A bridge or highway could not be built without such an approach. People would die if this was done.

Start at the bottom

So how is it that companies are allowed to begin life without an architectural approach?

The answer, of course, is that almost always an entrepreneur comes across an idea, sees a market opportunity, launches a company and starts turning a profit quite quickly. Starting a business is about identifying risk, mitigating it, and turning a profit as soon as possible.

The big issue regarding change is the ability to anticipate its impact before it occurs.

Freda du Toit is director of Kgali Investment Holdings.

Depending on the skill, experience and qualifications of the entrepreneur in question, the business could be very formally structured, or less so. The CEO is looking for one thing: profitability as soon as possible; and fine-tuning of structures will be done subsequently.

This approach makes change inordinately difficult to implement. So, often, an insurance company will be created out of the blue, and when change occurs, as it always does, it is exceptionally difficult and costly to accommodate.

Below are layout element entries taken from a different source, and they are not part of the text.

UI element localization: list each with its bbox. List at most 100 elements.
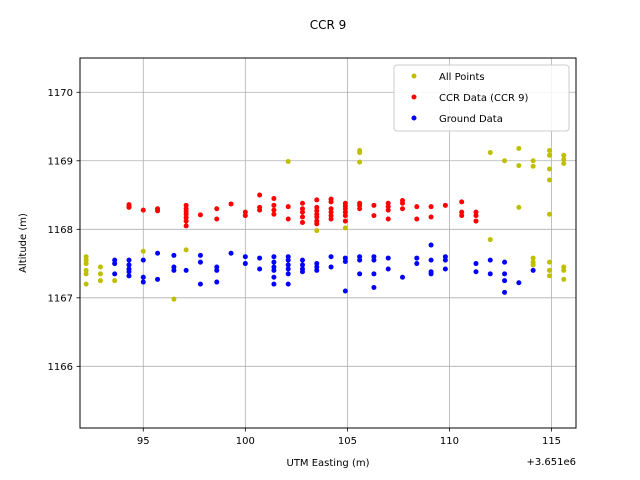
data-point xyxy=(428,214,434,220)
data-point xyxy=(357,206,363,212)
data-point xyxy=(442,266,448,272)
data-point xyxy=(97,271,103,277)
data-point xyxy=(502,271,508,277)
data-point xyxy=(516,280,522,286)
data-point xyxy=(357,202,363,208)
y-tick-label: 1169 xyxy=(48,156,73,167)
data-point xyxy=(299,214,305,220)
data-point xyxy=(271,254,277,260)
data-point xyxy=(126,204,132,210)
data-point xyxy=(285,271,291,277)
data-point xyxy=(371,213,377,219)
data-point xyxy=(385,255,391,261)
data-point xyxy=(214,216,220,222)
data-point xyxy=(228,201,234,207)
y-axis-label: Altitude (m) xyxy=(18,213,29,273)
data-point xyxy=(285,158,291,164)
data-point xyxy=(371,271,377,277)
data-point xyxy=(385,216,391,222)
data-point xyxy=(140,257,146,263)
data-point xyxy=(197,259,203,265)
data-point xyxy=(459,213,465,219)
data-point xyxy=(459,199,465,205)
legend-entry-label: CCR Data (CCR 9) xyxy=(439,93,529,104)
data-point xyxy=(428,271,434,277)
y-tick-label: 1170 xyxy=(48,88,73,99)
data-point xyxy=(155,208,161,214)
data-point xyxy=(299,262,305,268)
data-point xyxy=(314,228,320,234)
data-point xyxy=(487,257,493,263)
legend-entry-label: Ground Data xyxy=(439,114,503,125)
chart-title: CCR 9 xyxy=(310,18,347,32)
data-point xyxy=(328,213,334,219)
data-point xyxy=(561,267,567,273)
data-point xyxy=(530,158,536,164)
data-point xyxy=(97,278,103,284)
data-point xyxy=(314,267,320,273)
data-point xyxy=(299,209,305,215)
data-point xyxy=(546,259,552,265)
data-point xyxy=(342,259,348,264)
data-point xyxy=(414,255,420,261)
legend-marker xyxy=(411,73,417,79)
y-axis-ticks: 1166 1167 1168 1169 1170 xyxy=(48,88,80,373)
data-point xyxy=(442,257,448,263)
data-point xyxy=(530,163,536,169)
data-point xyxy=(442,254,448,260)
data-point xyxy=(428,242,434,248)
data-point xyxy=(112,261,118,267)
data-point xyxy=(197,252,203,258)
data-point xyxy=(242,261,248,267)
data-point xyxy=(385,207,391,213)
legend-entry-label: All Points xyxy=(439,72,485,83)
data-point xyxy=(271,267,277,273)
data-point xyxy=(357,271,363,277)
data-point xyxy=(502,158,508,164)
legend: All Points CCR Data (CCR 9) Ground Data xyxy=(393,64,570,132)
data-point xyxy=(546,211,552,217)
data-point xyxy=(385,266,391,272)
data-point xyxy=(502,278,508,284)
data-point xyxy=(342,213,348,219)
data-point xyxy=(561,276,567,282)
data-point xyxy=(155,250,161,256)
data-point xyxy=(285,262,291,268)
data-point xyxy=(97,264,103,270)
data-point xyxy=(140,207,146,213)
data-point xyxy=(385,200,391,206)
data-point xyxy=(183,267,189,273)
data-point xyxy=(299,269,305,275)
data-point xyxy=(414,216,420,222)
data-point xyxy=(257,192,263,198)
data-point xyxy=(299,219,305,225)
data-point xyxy=(214,206,220,212)
series-2 xyxy=(112,242,536,295)
data-point xyxy=(285,281,291,287)
data-point xyxy=(546,273,552,279)
series-1 xyxy=(126,192,479,229)
data-point xyxy=(183,223,189,229)
data-point xyxy=(183,211,189,217)
data-point xyxy=(271,202,277,208)
x-tick-label: 105 xyxy=(338,436,357,447)
data-point xyxy=(487,237,493,243)
data-point xyxy=(183,247,189,253)
data-point xyxy=(285,204,291,210)
data-point xyxy=(357,254,363,260)
plot-frame xyxy=(79,57,577,429)
data-point xyxy=(328,216,334,222)
data-point xyxy=(371,202,377,208)
data-point xyxy=(371,285,377,291)
data-point xyxy=(328,209,334,215)
data-point xyxy=(214,279,220,285)
data-point xyxy=(112,257,118,263)
data-point xyxy=(271,211,277,217)
data-point xyxy=(257,266,263,272)
data-point xyxy=(342,206,348,212)
x-axis-ticks: 95 100 105 110 115 xyxy=(137,428,561,447)
legend-marker xyxy=(411,94,417,100)
data-point xyxy=(459,209,465,215)
data-point xyxy=(473,209,479,215)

Had the organisation been architected from day one, this would not be the case. The big issue regarding change is the ability to anticipate its impact before it occurs. This implies an ability to understand the linkages between the various aspects of business and how they impact each other. Even though it is more difficult, it is not impossible to define the architecture of a business, even if it has been running for many years. The value of doing this is usually higher than anticipated - it forces the organisation to look from the outside in, which tends to create new insight.

To go back to the beginnings of EA, it is necessary to look at the very basis of knowledge, and this goes back to the ancients, the Greeks, who understood thousands of years ago that all of knowledge could be broken down into a few, logical structures. Zachman brought these structures back into the public domain in the late 80s in a manner that was logical and intuitive: a true “aha”, or “Satori” moment:

* EA can be viewed as “the intersection between two historical classifications that have been in use for literally thousands of years”.
* "The first is the fundamentals of communication found in the primitive interrogatives: What, how, when, who, where, and why. It is the integration of answers to these questions that enables the comprehensive, composite description of complex ideas.”
* "The second is derived from reification, the transformation of an abstract idea into an instantiation that was initially postulated by ancient Greek philosophers and is labelled in the (Zachman) Framework: Identification, definition, representation, specification, configuration and instantiation."

If this all sounds complex, it isn't. It's all perfectly logical, and it finds its expression in business quite logically in questions such as: What do I need to fulfil my mission? Where is it? How much money do I make? How many people do I have and do I need? What plant, material and capital do I require?

In future Industry Insights in this series, I'll look further at enterprise architecture and how to align it with business imperatives and ensure that IT is subservient to it, and not vice versa.